Charles Mbire has interests in practically every lucrative business sector in Uganda and beyond from telecommunications, finance, energy, oil, real estate, agribusiness
, transport and logistics among others. Now Ugandan billionaire Charles Mbire has expanded his interests into cement manufacture, an equally lucrative venture.
According to Memoranda of Association and Articles of Association seen, Mbire, best known as the chairman MTN Uganda, the biggest telecommunications company in Uganda, is a partner in Kampala Cement Company Limited. The other partner is Rajinder Singh Baryan, chairman of Nairobi-based East African industrial conglomerate, Multiple Group.
Mbire was unavailable for comment but his office, which confirmed the partnership, declined to divulge details of Mbire’s stake in the project which sources describe as significant.
The company, which owns a $100m (sh340b) cement factory at Namataba, 30 km from Kampala, that opened last year, has been in the spot light with Members of Parliament questioning the source of their raw materials.
How big is Kampala Cement?
Victor Omino, production manager, said the company produces an estimated one million metric tonnes of cement annually and offers four brands – Nyati 32.5, Kifaru 42.5, Ndovu 42.5 and Supercrete 52.5.

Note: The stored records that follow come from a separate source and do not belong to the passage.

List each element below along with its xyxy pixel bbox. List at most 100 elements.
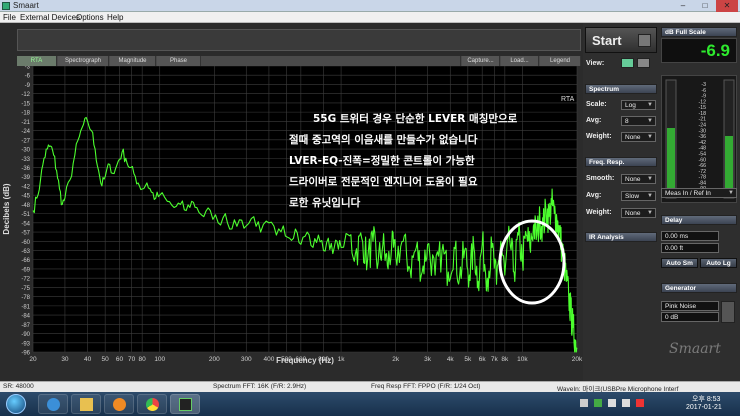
start-button[interactable]: Start	[585, 27, 657, 53]
annotation-line-2: 절때 중고역의 이음새를 만들수가 없습니다	[289, 133, 478, 146]
generator-type-field[interactable]: Pink Noise	[661, 301, 719, 311]
delay-header: Delay	[661, 215, 737, 225]
generator-toggle[interactable]	[721, 301, 735, 323]
taskbar-ie[interactable]	[38, 394, 68, 414]
auto-sm-button[interactable]: Auto Sm	[661, 258, 698, 268]
scale-label: Scale:	[586, 101, 607, 108]
minimize-button[interactable]: –	[672, 0, 694, 12]
meter-graphic: -3-6-9-12-15-18-21-24-30-36-42-48-54-60-…	[665, 79, 735, 199]
annotation-line-1: 55G 트위터 경우 단순한 LEVER 매칭만으로	[313, 112, 518, 125]
x-tick-label: 2k	[392, 356, 400, 363]
spectrum-weight-select[interactable]: None ▼	[621, 132, 656, 142]
chevron-down-icon: ▼	[728, 190, 734, 196]
delay-ft-field[interactable]: 0.00 ft	[661, 243, 719, 253]
menu-file[interactable]: File	[3, 13, 16, 22]
meter-fill-left	[667, 128, 675, 197]
generator-level-field[interactable]: 0 dB	[661, 312, 719, 322]
dbfs-readout: -6.9	[661, 38, 737, 63]
taskbar-media[interactable]	[104, 394, 134, 414]
x-tick-label: 6k	[479, 356, 487, 363]
taskbar-explorer[interactable]	[71, 394, 101, 414]
freq-weight-label: Weight:	[586, 209, 612, 216]
title-bar: Smaart – □ ✕	[0, 0, 740, 12]
scale-value: Log	[625, 102, 636, 109]
app-icon	[2, 2, 10, 10]
legend-button[interactable]: Legend	[540, 56, 581, 66]
auto-lg-button[interactable]: Auto Lg	[700, 258, 737, 268]
spectrum-avg-select[interactable]: 8 ▼	[621, 116, 656, 126]
y-axis-label: Decibels (dB)	[2, 183, 11, 234]
x-tick-label: 80	[139, 356, 147, 363]
y-tick-label: -57	[21, 231, 30, 237]
rta-chart[interactable]: -3 -6 -9 -12 -15 -18 -21 -24 -27 -30 -33 -36 -39 -42 -…	[0, 66, 584, 369]
y-tick-label: -24	[21, 129, 30, 135]
x-tick-label: 4k	[447, 356, 455, 363]
y-tick-label: -51	[21, 212, 30, 218]
windows-start-icon[interactable]	[6, 394, 26, 414]
y-tick-label: -18	[21, 111, 30, 117]
tray-app-icon[interactable]	[594, 399, 602, 407]
tray-volume-icon[interactable]	[622, 399, 630, 407]
y-tick-label: -15	[21, 101, 30, 107]
menu-options[interactable]: Options	[76, 13, 104, 22]
view-label: View:	[586, 60, 605, 67]
tab-magnitude[interactable]: Magnitude	[110, 56, 156, 66]
freq-weight-value: None	[625, 210, 641, 217]
meas-ref-select[interactable]: Meas In / Ref In ▼	[661, 188, 737, 198]
dbfs-header: dB Full Scale	[661, 27, 737, 37]
ir-analysis-button[interactable]: IR Analysis	[585, 232, 657, 242]
app-window: Smaart – □ ✕ File External Devices Optio…	[0, 0, 740, 416]
y-tick-label: -63	[21, 249, 30, 255]
freq-avg-select[interactable]: Slow ▼	[621, 191, 656, 201]
taskbar-smaart[interactable]	[170, 394, 200, 414]
freq-weight-select[interactable]: None ▼	[621, 208, 656, 218]
y-tick-label: -72	[21, 277, 30, 283]
y-tick-label: -84	[21, 314, 30, 320]
generator-type-value: Pink Noise	[665, 303, 697, 310]
tray-keyboard-icon[interactable]	[580, 399, 588, 407]
menu-external-devices[interactable]: External Devices	[20, 13, 80, 22]
x-tick-label: 30	[61, 356, 69, 363]
smooth-select[interactable]: None ▼	[621, 174, 656, 184]
scale-select[interactable]: Log ▼	[621, 100, 656, 110]
chevron-down-icon: ▼	[647, 193, 653, 199]
tray-network-icon[interactable]	[608, 399, 616, 407]
tab-bar: RTA Spectrograph Magnitude Phase Capture…	[17, 56, 581, 66]
x-tick-label: 400	[263, 356, 274, 363]
y-tick-label: -87	[21, 323, 30, 329]
clock-time[interactable]: 오후 8:53	[692, 394, 720, 404]
x-tick-label: 300	[241, 356, 252, 363]
taskbar-chrome[interactable]	[137, 394, 167, 414]
y-tick-label: -45	[21, 194, 30, 200]
capture-button[interactable]: Capture...	[462, 56, 500, 66]
chevron-down-icon: ▼	[647, 176, 653, 182]
y-tick-label: -42	[21, 184, 30, 190]
smaart-app-icon	[179, 398, 192, 411]
delay-ms-field[interactable]: 0.00 ms	[661, 231, 719, 241]
tab-spectrograph[interactable]: Spectrograph	[58, 56, 109, 66]
view-single-icon[interactable]	[621, 58, 634, 68]
close-button[interactable]: ✕	[716, 0, 738, 12]
annotation-line-4: 드라이버로 전문적인 엔지니어 도움이 필요	[289, 175, 478, 188]
menu-help[interactable]: Help	[107, 13, 123, 22]
clock-date[interactable]: 2017-01-21	[686, 404, 722, 411]
maximize-button[interactable]: □	[694, 0, 716, 12]
x-tick-label: 50	[102, 356, 110, 363]
tab-phase[interactable]: Phase	[157, 56, 201, 66]
y-tick-label: -36	[21, 166, 30, 172]
y-tick-label: -81	[21, 304, 30, 310]
plot-area	[33, 66, 577, 352]
y-tick-label: -60	[21, 240, 30, 246]
y-tick-label: -54	[21, 221, 30, 227]
tray-alert-icon[interactable]	[636, 399, 644, 407]
view-dual-icon[interactable]	[637, 58, 650, 68]
meas-ref-value: Meas In / Ref In	[665, 190, 711, 197]
ie-icon	[47, 398, 60, 411]
load-button[interactable]: Load...	[501, 56, 539, 66]
y-tick-label: -90	[21, 332, 30, 338]
x-tick-label: 70	[128, 356, 136, 363]
status-spectrum-fft: Spectrum FFT: 16K (F/R: 2.9Hz)	[213, 383, 307, 390]
y-tick-label: -78	[21, 295, 30, 301]
y-tick-label: -9	[25, 83, 31, 89]
tab-rta[interactable]: RTA	[17, 56, 57, 66]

Uganda has three major cement manufacturers with Tororo Cement Limited producing 1.8 million metric tonnes of cement annually and Hima Cement Limited with an estimated 850,000 million metric tonnes.
Already, Kampala Cement supplies cement to some of the biggest projects in Uganda the largest among which is the Karuma hydroelectricity dam which is being constructed by Sinohydro Corporation Limited and the Kampala Northern Project Project Phase II under Uganda National Roads Authority (UNRA) by Mota-Engil Engenharia E Construction Africa SA.
Who is Charles Mbire?
With a reported net worth of over $350m (sh1.2 trillion), Charles Mbire is widely believed to be the richest indigenous Ugandan.
Mbire is the largest individual shareholder in MTN Uganda’s operations with a 5% worth over $70m. The company, which President Yoweri Museveni named the top tax payer in Uganda at sh458b in May this year, is estimated at over $1.5b.
Forbes estimated his net worth at $200m (sh680b) in 2012, Mbire’s Bomi Holding Company owns a 15% stake in Rift Valley Railways (RVR) worth about $84.4m (sh287b).
The publication also reports that he owns a 36% stake in power company, Aggreko, worth about $40m (sh136b) and a $60m (sh204b) stake in oil and gas exploration company Rift Energy.
He also owns Nile Com, MTN’s second largest distributor of MTN airtime; Bay port services and has sizeable stakes in Eskom Uganda, Panalpina East Africa, Ecobank Uganda, Invesco Uganda Limited and a new port set to open in Mombasa soon.